Endophthalmitis is usually a severe problem, and a quick examination by an ophthalmologist is essential to make an adequate diagnosis and initiate the treatment to follow.

Risk factors of endophthalmitis

The loss of vitreous gel (also called vitreous humor), altered posterior capsule, poor wound closure, and prolonged surgery risk of developing endophthalmitis.

Risk factors for endophthalmitis after trauma include:

  • Retained intraocular foreign body (with foreign material in the eye after an injury).
  • Surgery is delayed for more than 24 hours to repair a severe injury (Not done immediately).
  • Hygiene conditions of the environment.
  • Damage to the lens during a trauma.


Early diagnosis of endophthalmitis is essential. To determine which organism has caused the infection, it is necessary to perform a biopsy of the fluid inside your eye.

This fluid is sent to the laboratory to determine the pathogen, which will allow decisions to be made about the appropriate treatment.

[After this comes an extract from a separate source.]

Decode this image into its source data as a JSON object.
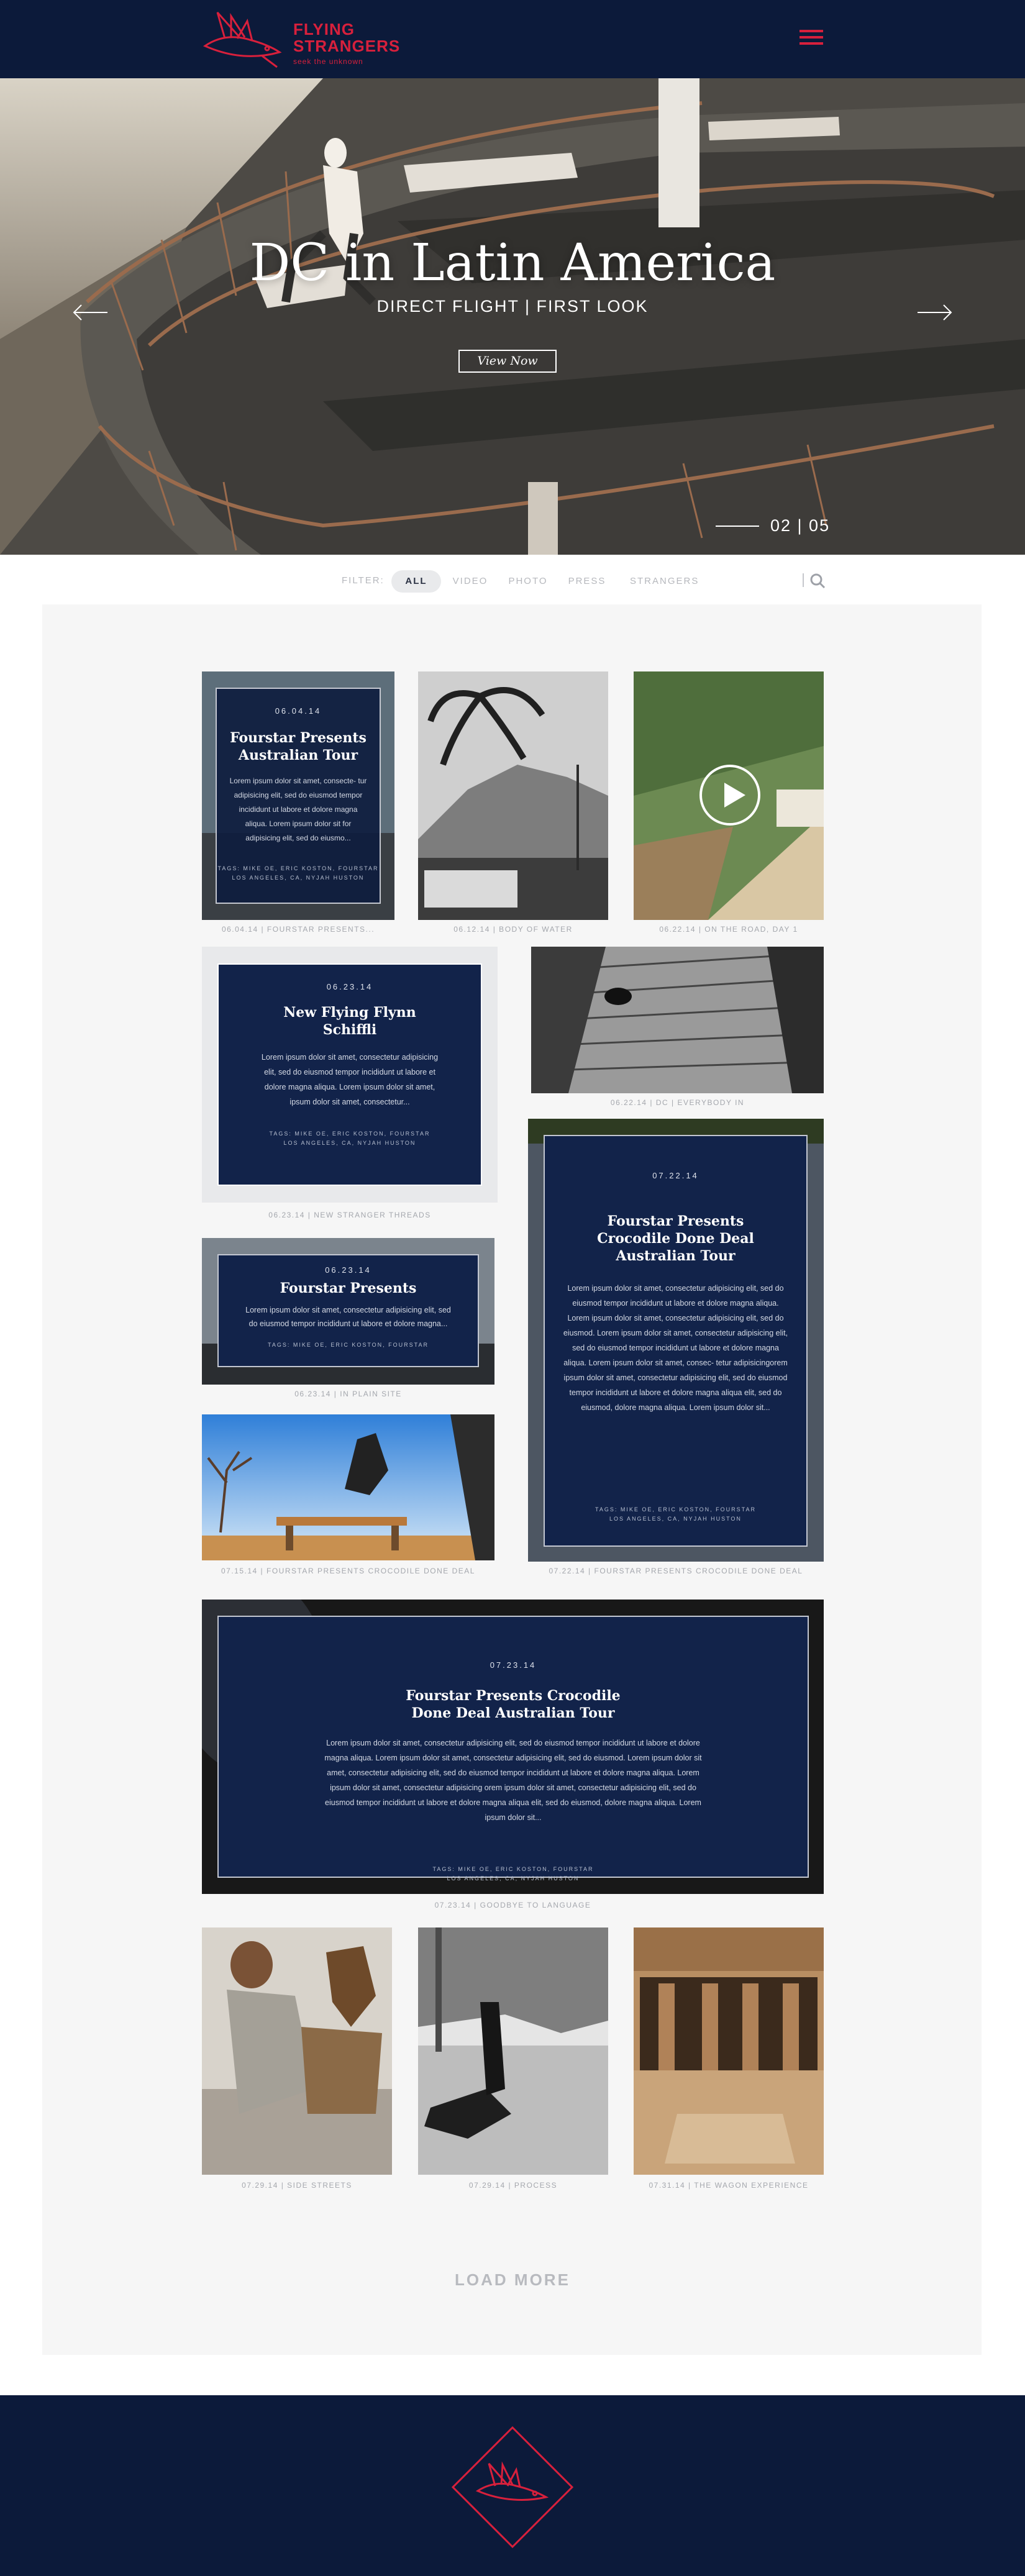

Once endophthalmitis is diagnosed, treatment is urgent and usually consists of potent oral and intraocular antibiotics, anti-inflammatory medications, and, sometimes, vitrectomy surgery.

The prognosis of endophthalmitis varies widely according to the cause of the infection, the severity, and the amount of damage caused to the eye by inflammation and scarring.

Mild cases can have excellent visual results.

Severe cases can result in loss of sight and the loss of the entire eye.